I can sympathize with Kent McManigal’s anti-government stance in Friday’s column, but in the case of the Hotel Clovis there was no other entity that could keep the structure from continued deterioration.
Prospective owners, especially those who envision public housing or a nonprofit use for the facility are usually in need of government grants or local government participation in some form or another to complete and operate the project.
As I understand it private investors who just want to buy the building and return it to private functional use are non-existent.
I’m not in favor of low-income housing or any other form of housing within the building because of the lack of infrastructure in the neighborhood.
There is no local food store for instance.
Back 40 or 50 years ago, Main Street had everything from drug stores to Sears and even Woolworths. It could support the daily needs of local residents without a need to drive anywhere. The occupants of the Hotel Clovis will probably not have much use for title companies, antique shops, and craft stores.
I do take exception to McManigal’s opinion of taxes as “stolen money.” Taxes are necessary in order to maintain public roads, parks, and other things that we all take for granted.
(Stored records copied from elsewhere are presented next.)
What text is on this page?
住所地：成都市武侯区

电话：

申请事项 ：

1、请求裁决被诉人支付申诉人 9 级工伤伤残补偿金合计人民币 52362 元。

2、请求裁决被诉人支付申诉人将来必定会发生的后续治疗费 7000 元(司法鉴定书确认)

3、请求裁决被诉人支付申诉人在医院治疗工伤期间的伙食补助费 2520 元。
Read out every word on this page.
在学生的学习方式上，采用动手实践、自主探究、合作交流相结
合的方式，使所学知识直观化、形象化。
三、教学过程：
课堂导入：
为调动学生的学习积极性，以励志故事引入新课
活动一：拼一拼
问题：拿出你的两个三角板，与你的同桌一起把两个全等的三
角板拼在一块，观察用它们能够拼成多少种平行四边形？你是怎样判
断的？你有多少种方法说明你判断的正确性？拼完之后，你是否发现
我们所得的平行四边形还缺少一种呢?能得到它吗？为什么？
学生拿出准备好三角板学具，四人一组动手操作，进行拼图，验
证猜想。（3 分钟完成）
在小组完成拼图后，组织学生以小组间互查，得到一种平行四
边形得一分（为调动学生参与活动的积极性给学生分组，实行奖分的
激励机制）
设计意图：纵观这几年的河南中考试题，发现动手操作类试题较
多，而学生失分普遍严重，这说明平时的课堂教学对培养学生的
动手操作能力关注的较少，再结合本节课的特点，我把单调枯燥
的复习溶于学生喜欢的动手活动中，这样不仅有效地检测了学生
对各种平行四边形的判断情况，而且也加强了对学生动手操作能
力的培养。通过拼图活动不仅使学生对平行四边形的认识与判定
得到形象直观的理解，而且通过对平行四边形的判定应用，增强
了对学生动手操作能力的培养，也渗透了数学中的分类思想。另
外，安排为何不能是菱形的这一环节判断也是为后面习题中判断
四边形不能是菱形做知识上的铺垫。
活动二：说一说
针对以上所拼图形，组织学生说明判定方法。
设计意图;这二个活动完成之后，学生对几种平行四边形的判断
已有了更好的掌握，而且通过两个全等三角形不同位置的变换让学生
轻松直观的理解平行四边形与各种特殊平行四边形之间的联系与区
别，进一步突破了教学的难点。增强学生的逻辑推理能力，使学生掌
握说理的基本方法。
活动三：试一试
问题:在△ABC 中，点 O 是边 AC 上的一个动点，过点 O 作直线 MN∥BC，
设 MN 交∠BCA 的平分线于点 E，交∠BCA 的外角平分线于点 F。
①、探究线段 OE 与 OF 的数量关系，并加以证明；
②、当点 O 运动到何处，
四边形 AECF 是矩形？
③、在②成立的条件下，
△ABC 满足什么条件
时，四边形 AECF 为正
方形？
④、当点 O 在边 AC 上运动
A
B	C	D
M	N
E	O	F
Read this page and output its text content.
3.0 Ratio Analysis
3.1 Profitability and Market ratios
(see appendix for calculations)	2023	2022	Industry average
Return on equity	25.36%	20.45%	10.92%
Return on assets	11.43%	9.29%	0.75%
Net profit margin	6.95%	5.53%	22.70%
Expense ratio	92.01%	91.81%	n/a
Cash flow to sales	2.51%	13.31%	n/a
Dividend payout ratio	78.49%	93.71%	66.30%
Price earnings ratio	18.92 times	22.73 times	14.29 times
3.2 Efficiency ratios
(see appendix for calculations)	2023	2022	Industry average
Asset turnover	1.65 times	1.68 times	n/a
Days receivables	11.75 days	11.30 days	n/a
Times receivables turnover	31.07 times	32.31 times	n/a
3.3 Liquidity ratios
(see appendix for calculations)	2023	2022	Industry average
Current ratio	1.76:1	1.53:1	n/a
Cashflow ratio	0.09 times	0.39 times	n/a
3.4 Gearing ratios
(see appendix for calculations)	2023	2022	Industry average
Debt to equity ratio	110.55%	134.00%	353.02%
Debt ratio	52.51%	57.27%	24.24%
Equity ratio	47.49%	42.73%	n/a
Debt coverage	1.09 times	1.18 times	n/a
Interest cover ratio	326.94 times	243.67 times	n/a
Somebody has to pay for traffic lights, police patrols, fire services, and so on.
Back when I briefly worked for a Florida county I was amazed at how much federal tax money went to local municipalities in the form of government grants.
Clovis has benefited by grant money due to hard work on the part of city and county officials who became aware of specific grants and filled out the paperwork to justify receiving them.
I hope a productive use can be made of the Hotel Clovis with or without government participation.